Das Kriminalgericht verurteilt einen Polizisten zu einer Bewährungsstrafe. Er hatte nach dem Spiel Union vs. St. Pauli eine Frau schwer verletzt. Anfangs war sie selbst angeklagt gewesen

Am Ende war es eine eindeutige Sache: Beinahe alle Indizien sprachen dafür, dass ein Polizeibeamter die 29-jährige Anne H. während eines Einsatzes ohne Grund mehrfach ins Gesicht geschlagen hat. Am Freitagabend verurteilte ihn das Kriminalgericht Moabit wegen vorsätzlicher Körperverletzung im Amt zu zehn Monaten Freiheitsstrafe. Die Bewährungszeit beträgt drei Jahre. Damit blieb das Gericht knapp unter der Grenze von zwölf Monaten Freiheitsstrafe, ab der der Polizeibeamte seinen Job verloren hätte.

"Das Wichtigste ist, dass er verurteilt wurde - das ist ein Zeichen der Hoffnung", sagte Sven Richwin. Der Anwalt der Geschädigten, die in dem Prozess als Nebenklägerin auftrat, misst dem Fall auch symbolische Bedeutung bei. Schließlich würden Polizeibeamte nur in seltenen Fällen für Vergehen im Einsatz zur Rechenschaft gezogen, so Richwin.
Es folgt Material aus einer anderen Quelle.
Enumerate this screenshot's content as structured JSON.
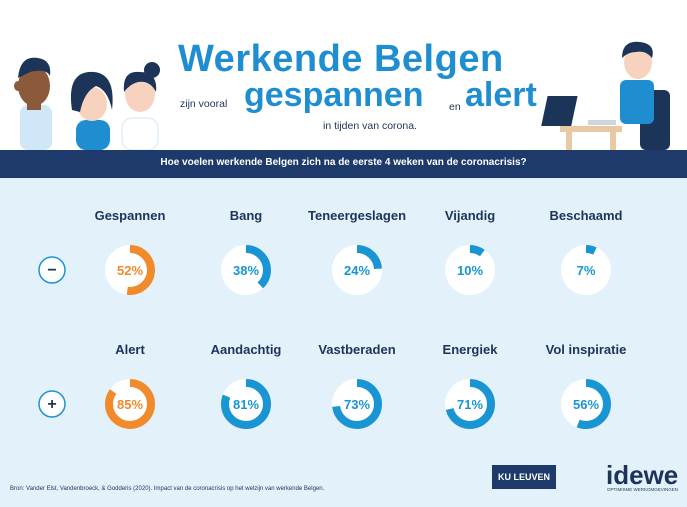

Der Prozess hat eine lange Vorgeschichte. Die Berlinerin Anne H. hatte im April 2010 als Fan des FC St. Pauli ein Spiel gegen den 1. FC Union Berlin in Köpenick besucht. Nach dem Spiel kam es vor einer Tankstelle zu Tumulten zwischen mehreren Polizeibeamten der 21. Einsatzhundertschaft, in der auch der Angeklagte Dienst verrichtete, und einigen Fußballfans. Bei dem Zusammenstoß mit dem Polizisten trug Anne H. dem Arztbericht zufolge zwei blaue Augen, vier gesplitterte Zähne und Gesichtsschwellungen davon und musste sich einer Nasenbein-Operation unterziehen. Dennoch stand die 29-Jährige 2010 zunächst selbst wegen Körperverletzung an dem Polizeibeamten vor Gericht. Kurz vor dem ersten Prozess tauchte jedoch ein Video auf, das den Polizisten stark belastete. Die 29-Jährige wurde freigesprochen. Stattdessen nahm die Staatsanwaltschaft das Verfahren gegen den Polizeikommissar auf.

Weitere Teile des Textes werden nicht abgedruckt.